Die große Ebene stieg jetzt am Horizont an; es glich eigentlich einer Schwellung unter der Haut. Der Per Hansen hielt scharf auf den höchsten Punkt zu, obgleich es ein wenig vom Kurse abwich.

Die Nachmittagsbrise flaute ab. Die Sonne verlor unmerklich ihren Goldglanz, bekam ein rotes Licht, das seltsam und matt erglänzte und doch noch viel Macht besaß, — verglomm dann in Rotviolett. Sie wuchs zu gewaltiger Größe an, sank der Ebene näher und näher, sank mit eins fröstelnd geschwinde. — Die Erhabenheit des Abends nahm sie alle gefangen; die Ochsen schüttelten die Ohren, Buntscheck machte sich Luft in einem langgedehnten Brüllen, das in der Stille zähe dahinstarb. Gerade als die Sonne ihr Auge schloß, wuchs die gewaltige Einöde empor. Es wurde plötzlich so öde über der Landschaft; etwas Kaltes, Erloschenes verwebte sich mit der Stille. Hinter ihnen lag jetzt tief grüne Widde Die Bezeichnung für die weite öde norwegische Hochebene, hier von den norwegischen Fischerwirten auf die Prärie angewandt. mit schwarzblauem Dunkel darüber. — — — Dicht über der Höhe in Nordwest schwebten leichte Gutwetterwolken; sie hatten sich mit blankgeputzte Goldkanten geschmückt, die milde leuchteten. Die Wolken schwebten so leicht dahin, als wären sie ohne Schwere.

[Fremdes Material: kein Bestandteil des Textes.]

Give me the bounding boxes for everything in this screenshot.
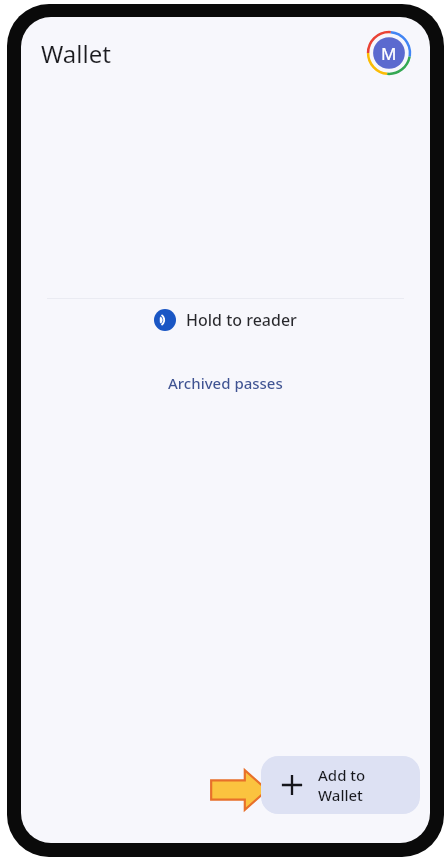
staticText: Wallet bbox=[41, 37, 111, 70]
button[interactable]: Account bbox=[366, 30, 412, 76]
button[interactable]: Archived passes bbox=[156, 367, 295, 399]
button[interactable]: Hold to reader bbox=[144, 303, 307, 337]
staticText: Add to Wallet bbox=[318, 765, 402, 805]
staticText: Archived passes bbox=[168, 373, 283, 393]
staticText: Hold to reader bbox=[186, 309, 297, 331]
button[interactable]: Add to Wallet bbox=[261, 756, 420, 814]
staticText: M bbox=[381, 42, 397, 65]
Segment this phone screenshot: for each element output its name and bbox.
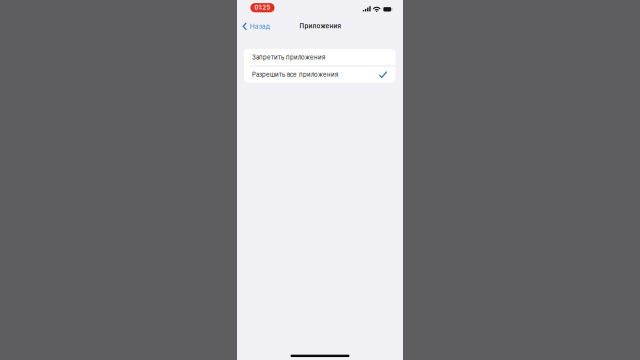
staticText: Назад (250, 22, 270, 30)
button[interactable]: Запретить приложения (244, 49, 396, 66)
button[interactable]: Разрешить все приложения (244, 66, 396, 83)
button[interactable]: Назад (237, 18, 275, 34)
staticText: Запретить приложения (252, 54, 325, 61)
staticText: Приложения (300, 22, 340, 30)
staticText: 01:25 (254, 4, 270, 11)
staticText: Разрешить все приложения (252, 71, 338, 78)
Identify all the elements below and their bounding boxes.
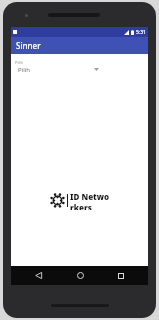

Die Mutter saß wieder aufrecht; das Kind hielt sie noch immer auf dem Schoß. Per Hansen und der Große-Hans schritten weit voran durch den Abend.

Während der beiden letzten Tage war der Per immer gar so weit vorausgegangen, und sie meinte zu wissen weshalb.

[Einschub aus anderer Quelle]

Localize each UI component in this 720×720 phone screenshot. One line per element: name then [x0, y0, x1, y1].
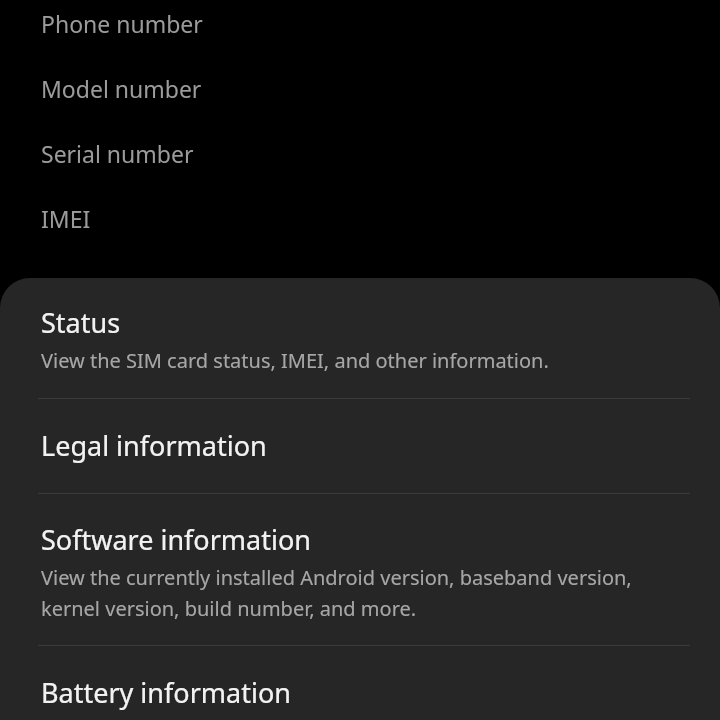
- staticText: Phone number: [41, 8, 203, 39]
- button[interactable]: Model number: [0, 56, 720, 121]
- staticText: Model number: [41, 73, 202, 104]
- button[interactable]: IMEI: [0, 186, 720, 251]
- staticText: Battery information: [41, 674, 291, 711]
- staticText: Legal information: [41, 427, 267, 464]
- button[interactable]: Status: [0, 278, 720, 398]
- button[interactable]: Legal information: [0, 399, 720, 493]
- button[interactable]: Software information: [0, 494, 720, 645]
- button[interactable]: Serial number: [0, 121, 720, 186]
- staticText: Software information: [41, 521, 311, 558]
- staticText: View the currently installed Android ver…: [41, 564, 684, 621]
- button[interactable]: Phone number: [0, 0, 720, 56]
- staticText: View the SIM card status, IMEI, and othe…: [41, 347, 549, 374]
- staticText: IMEI: [41, 203, 91, 234]
- staticText: Status: [41, 304, 121, 341]
- staticText: Serial number: [41, 138, 194, 169]
- button[interactable]: Battery information: [0, 646, 720, 720]
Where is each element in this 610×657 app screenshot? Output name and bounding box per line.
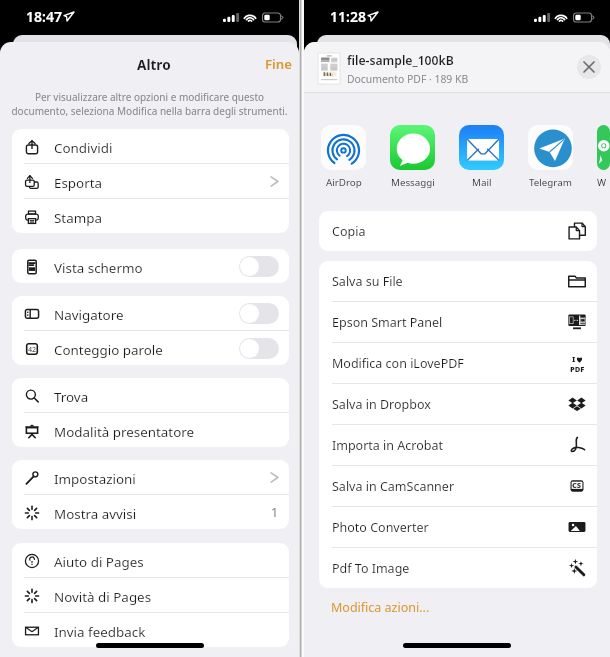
button[interactable]: Vista schermo [12, 249, 289, 283]
button[interactable]: Attiva/disattiva [239, 338, 279, 359]
staticText: Salva in Dropbox [332, 396, 431, 413]
staticText: Condividi [54, 139, 113, 157]
button[interactable]: Attiva/disattiva [239, 256, 279, 277]
button[interactable]: Messaggi [390, 125, 435, 189]
button[interactable]: WhatsApp [597, 125, 610, 189]
staticText: PDF [570, 364, 585, 372]
staticText: 11:28 [330, 7, 366, 26]
button[interactable]: Salva in CamScanner [319, 466, 597, 506]
button[interactable]: Importa in Acrobat [319, 425, 597, 465]
button[interactable]: 42 [12, 331, 289, 365]
button[interactable]: Mostra avvisi [12, 495, 289, 529]
staticText: Vista schermo [54, 259, 143, 277]
button[interactable]: file-sample_100kB [304, 42, 610, 92]
button[interactable]: Invia feedback [12, 613, 289, 647]
button[interactable]: Mail [459, 125, 504, 189]
staticText: Mail [472, 176, 492, 189]
staticText: AirDrop [326, 176, 362, 189]
staticText: Conteggio parole [54, 341, 163, 359]
staticText: CS [572, 480, 582, 490]
staticText: Per visualizzare altre opzioni e modific… [8, 90, 291, 118]
staticText: Trova [54, 388, 89, 406]
staticText: Navigatore [54, 306, 124, 324]
button[interactable]: Stampa [12, 199, 289, 233]
staticText: Esporta [54, 174, 103, 192]
button[interactable]: Aiuto di Pages [12, 543, 289, 577]
button[interactable]: Modifica azioni... [331, 599, 430, 616]
staticText: Pdf To Image [332, 560, 410, 577]
staticText: Epson Smart Panel [332, 314, 443, 331]
staticText: Impostazioni [54, 470, 136, 488]
button[interactable]: Trova [12, 378, 289, 412]
staticText: Documento PDF · 189 KB [347, 72, 469, 86]
button[interactable]: Attiva/disattiva [239, 303, 279, 324]
staticText: I [572, 354, 576, 364]
staticText: Photo Converter [332, 519, 429, 536]
staticText: Mostra avvisi [54, 505, 137, 523]
staticText: Novità di Pages [54, 588, 152, 606]
staticText: WhatsApp [597, 176, 610, 189]
staticText: 1 [271, 504, 279, 521]
staticText: Modalità presentatore [54, 423, 195, 441]
button[interactable]: Pdf To Image [319, 548, 597, 588]
button[interactable]: Impostazioni [12, 460, 289, 494]
button[interactable]: Telegram [528, 125, 573, 189]
staticText: Copia [332, 223, 366, 240]
button[interactable]: AirDrop [321, 125, 366, 189]
staticText: Stampa [54, 209, 102, 227]
staticText: Modifica con iLovePDF [332, 355, 464, 372]
button[interactable]: Condividi [12, 129, 289, 163]
button[interactable]: Esporta [12, 164, 289, 198]
staticText: Invia feedback [54, 623, 146, 641]
staticText: Telegram [529, 176, 572, 189]
button[interactable]: Modalità presentatore [12, 413, 289, 447]
button[interactable]: Novità di Pages [12, 578, 289, 612]
button[interactable]: Photo Converter [319, 507, 597, 547]
button[interactable]: Salva su File [319, 261, 597, 301]
staticText: Altro [137, 55, 171, 74]
button[interactable]: Navigatore [12, 296, 289, 330]
staticText: Salva su File [332, 273, 403, 290]
staticText: Aiuto di Pages [54, 553, 144, 571]
staticText: Salva in CamScanner [332, 478, 455, 495]
staticText: file-sample_100kB [347, 52, 454, 69]
button[interactable]: Salva in Dropbox [319, 384, 597, 424]
staticText: Messaggi [391, 176, 435, 189]
button[interactable]: Epson Smart Panel [319, 302, 597, 342]
button[interactable]: Chiudi [577, 55, 601, 79]
staticText: 18:47 [26, 7, 62, 26]
staticText: Importa in Acrobat [332, 437, 443, 454]
button[interactable]: Copia [319, 211, 597, 251]
staticText: 42 [28, 344, 37, 354]
button[interactable]: Modifica con iLovePDF [319, 343, 597, 383]
button[interactable]: Fine [253, 47, 299, 81]
staticText: Fine [265, 55, 292, 73]
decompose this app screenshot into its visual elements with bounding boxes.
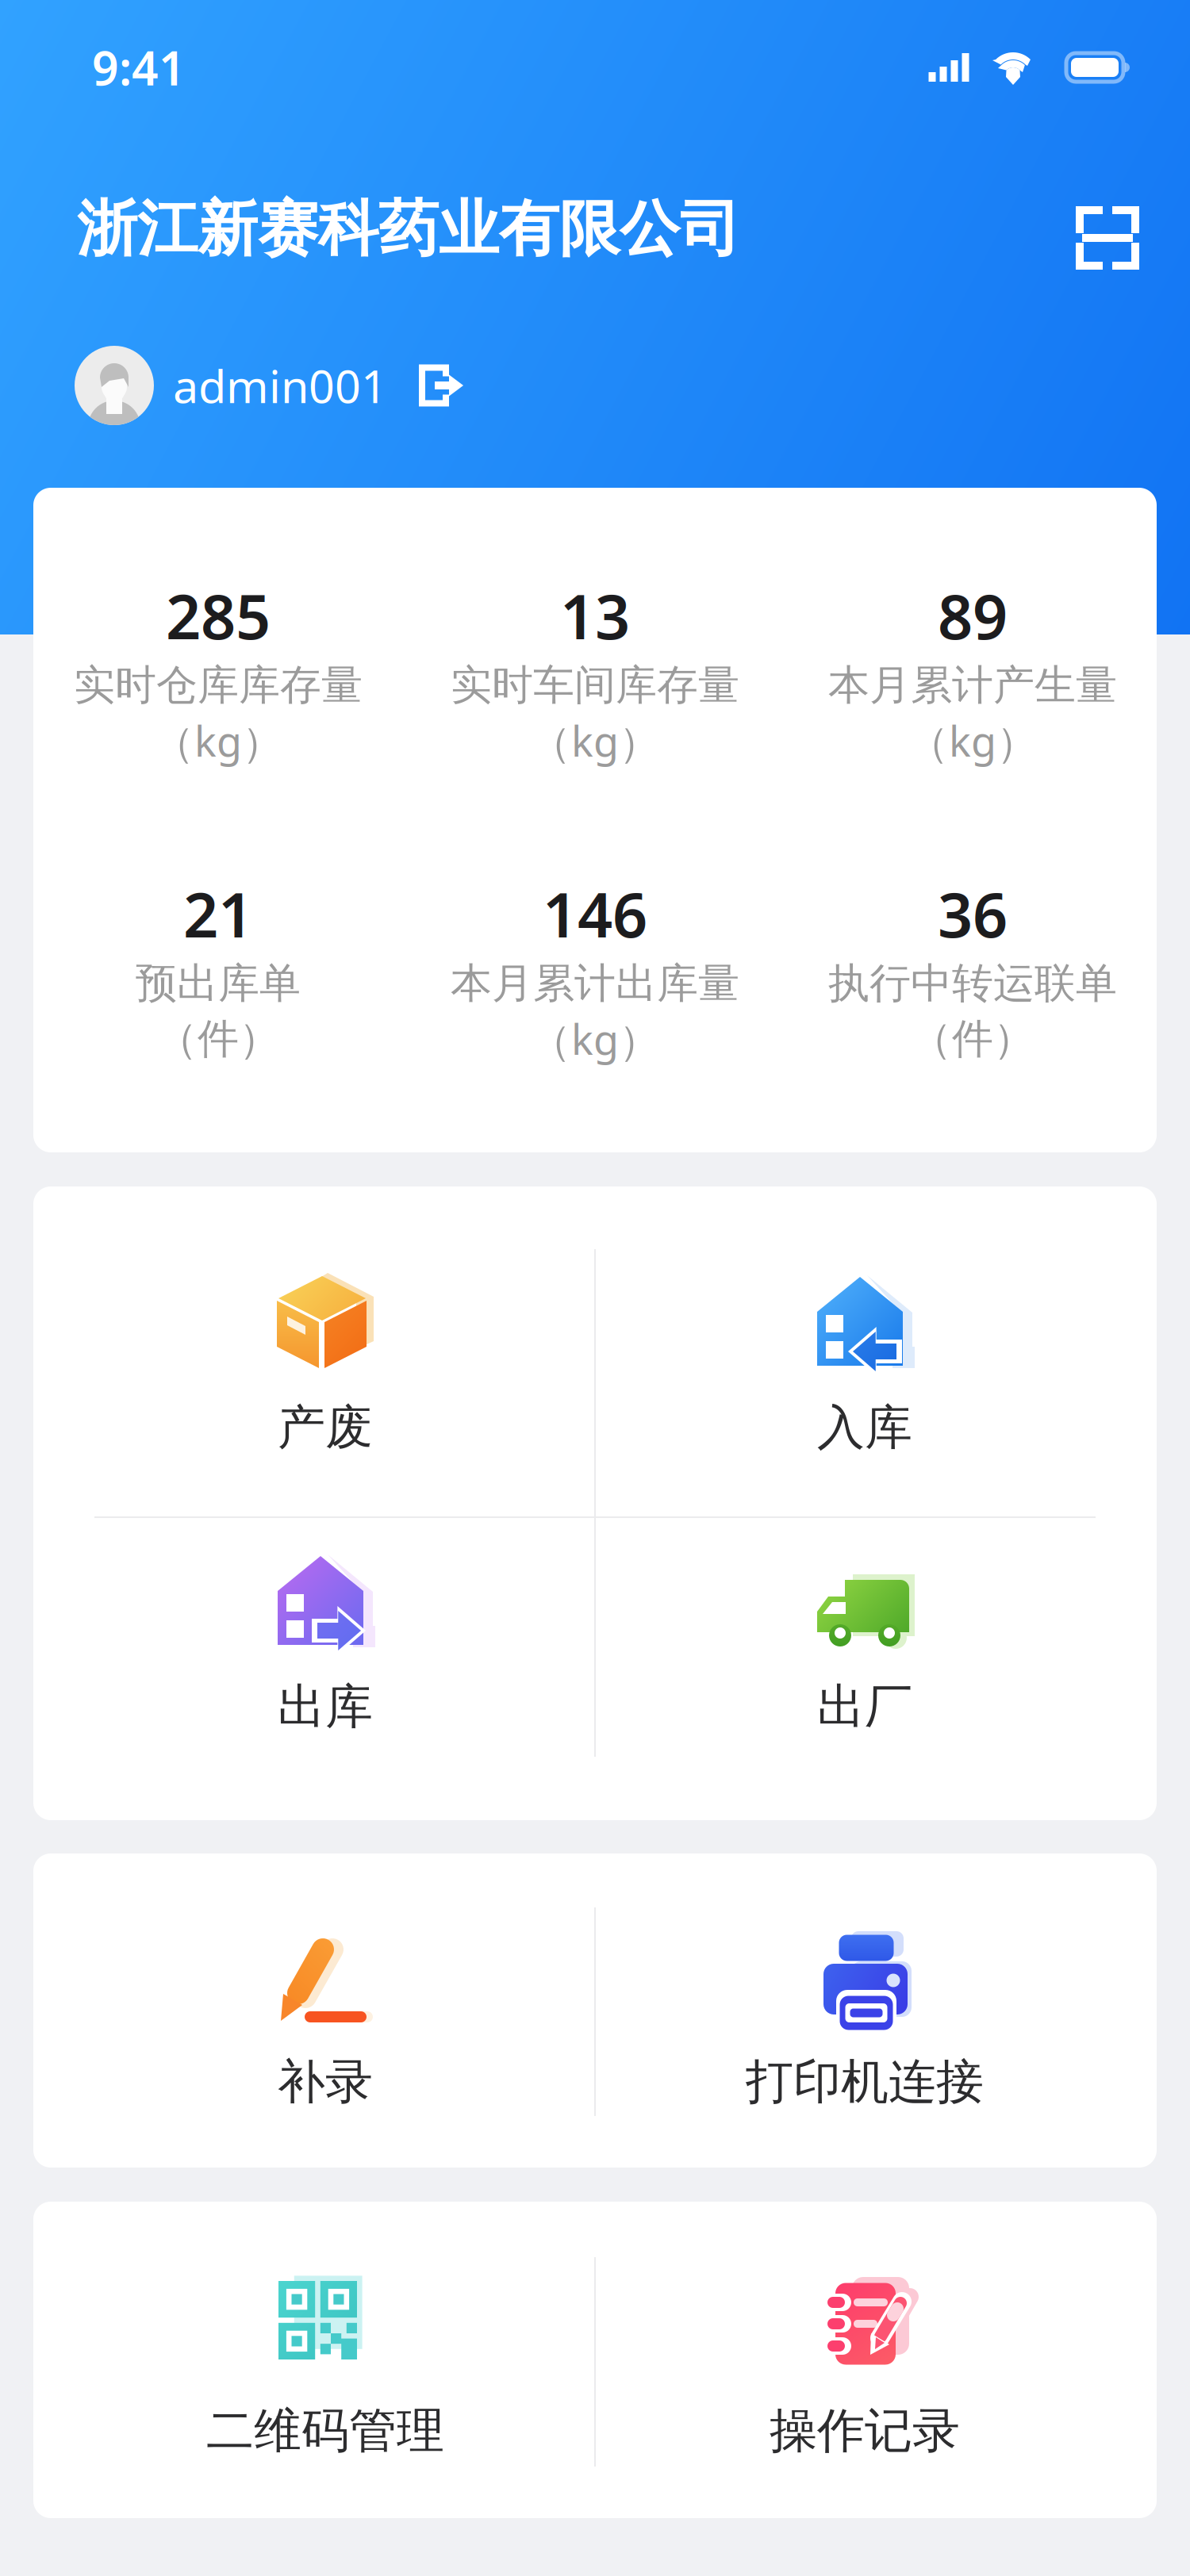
button[interactable]: 出库 [0, 0, 1190, 2576]
staticText: 13 [560, 575, 630, 656]
staticText: 操作记录 [770, 2402, 960, 2460]
button[interactable]: 产废 [0, 0, 1190, 2576]
button[interactable]: 补录 [0, 0, 1190, 2576]
button[interactable]: 操作记录 [0, 0, 1190, 2576]
staticText: 实时仓库库存量 [74, 660, 363, 711]
staticText: 打印机连接 [746, 2053, 984, 2111]
staticText: 本月累计出库量 [451, 958, 739, 1009]
staticText: 补录 [278, 2053, 373, 2111]
staticText: 21 [183, 873, 253, 954]
staticText: （kg） [908, 713, 1038, 768]
staticText: 浙江新赛科药业有限公司 [77, 192, 740, 266]
staticText: 产废 [278, 1398, 373, 1457]
staticText: 预出库单 [136, 958, 301, 1009]
button[interactable]: admin001 [75, 342, 495, 429]
staticText: （件） [156, 1014, 280, 1064]
staticText: admin001 [173, 355, 387, 416]
staticText: 9:41 [92, 36, 186, 98]
staticText: 89 [938, 575, 1008, 656]
staticText: 入库 [817, 1398, 912, 1457]
staticText: 出厂 [817, 1678, 912, 1736]
button[interactable]: 入库 [0, 0, 1190, 2576]
button[interactable]: 出厂 [0, 0, 1190, 2576]
staticText: 执行中转运联单 [828, 958, 1117, 1009]
button[interactable]: 打印机连接 [0, 0, 1190, 2576]
staticText: 146 [543, 873, 647, 954]
staticText: 出库 [278, 1678, 373, 1736]
staticText: （kg） [530, 713, 660, 768]
staticText: （kg） [153, 713, 283, 768]
staticText: 285 [166, 575, 271, 656]
staticText: 本月累计产生量 [828, 660, 1117, 711]
staticText: 实时车间库存量 [451, 660, 739, 711]
button[interactable]: 扫一扫 [1076, 206, 1139, 270]
staticText: 二维码管理 [206, 2402, 444, 2460]
button[interactable]: 二维码管理 [0, 0, 1190, 2576]
staticText: （件） [911, 1014, 1035, 1064]
staticText: （kg） [530, 1011, 660, 1066]
staticText: 36 [938, 873, 1008, 954]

»Per,« rief sie müde, »rüsten wir nicht bald zur Nacht?«

»O gewiß.« Er ging jedoch keineswegs langsamer.

Die Mutter weinte jetzt leise. Der Olamann tat, als merke er nichts, obwohl er große Klumpen im Halse hinabwürgen mußte; er spähte unermüdlich umher.

»Vater!« rief er nach einer Weile, »ich sehe im Westen Wald!«

»Ho, wirklich, du Gernegroß? Den haben der Große-Hans und ich schon lange gesehen!«

»Wo ist er, wo?« fragte der Große-Hans eifrig.

»Da unten links am Höhenzug fängt er an und zieht sich nach hinten herum. — Sieht übrigens nicht gerad nach viel was aus.«

»Glaubst du, Vater, daß sie dort sind?«

»Aber nein! — Doch haben wir die Richtung.«

»Sind die anderen hier gewesen?«

»Freilich, — jedenfalls nicht weit ab. — Ein Bach soll da sein, der so etwas wie Split Rock Creek heißt, oder wie‘s der Kuckuck auf Englisch nennen mag.«

»Wohnen hier Menschen, glaubst du?«

»Menschen? Bist nicht gescheit, Bub! In diesen Gegenden gibt‘s überhaupt keine Menschen!«

Die blaudunkle Finsternis legte sich jetzt schnell und dicht um die kleine Schar; man konnte die Nacht kommen fühlen; sie atmete Kühle aus.

Endlich blieb Per Hansen stehen: »Nein, jetzt aber stopp; am Ende krepieren wir sonst noch mitsamt den Tieren.« Damit wandte er sich nach den Ochsen um, streckte die Arme seitwärts wie Querbalken an einem Kreuz, rief ein langgezogenes »Ho-o!« — und damit hatte das Karren für diesen Tag ein Ende.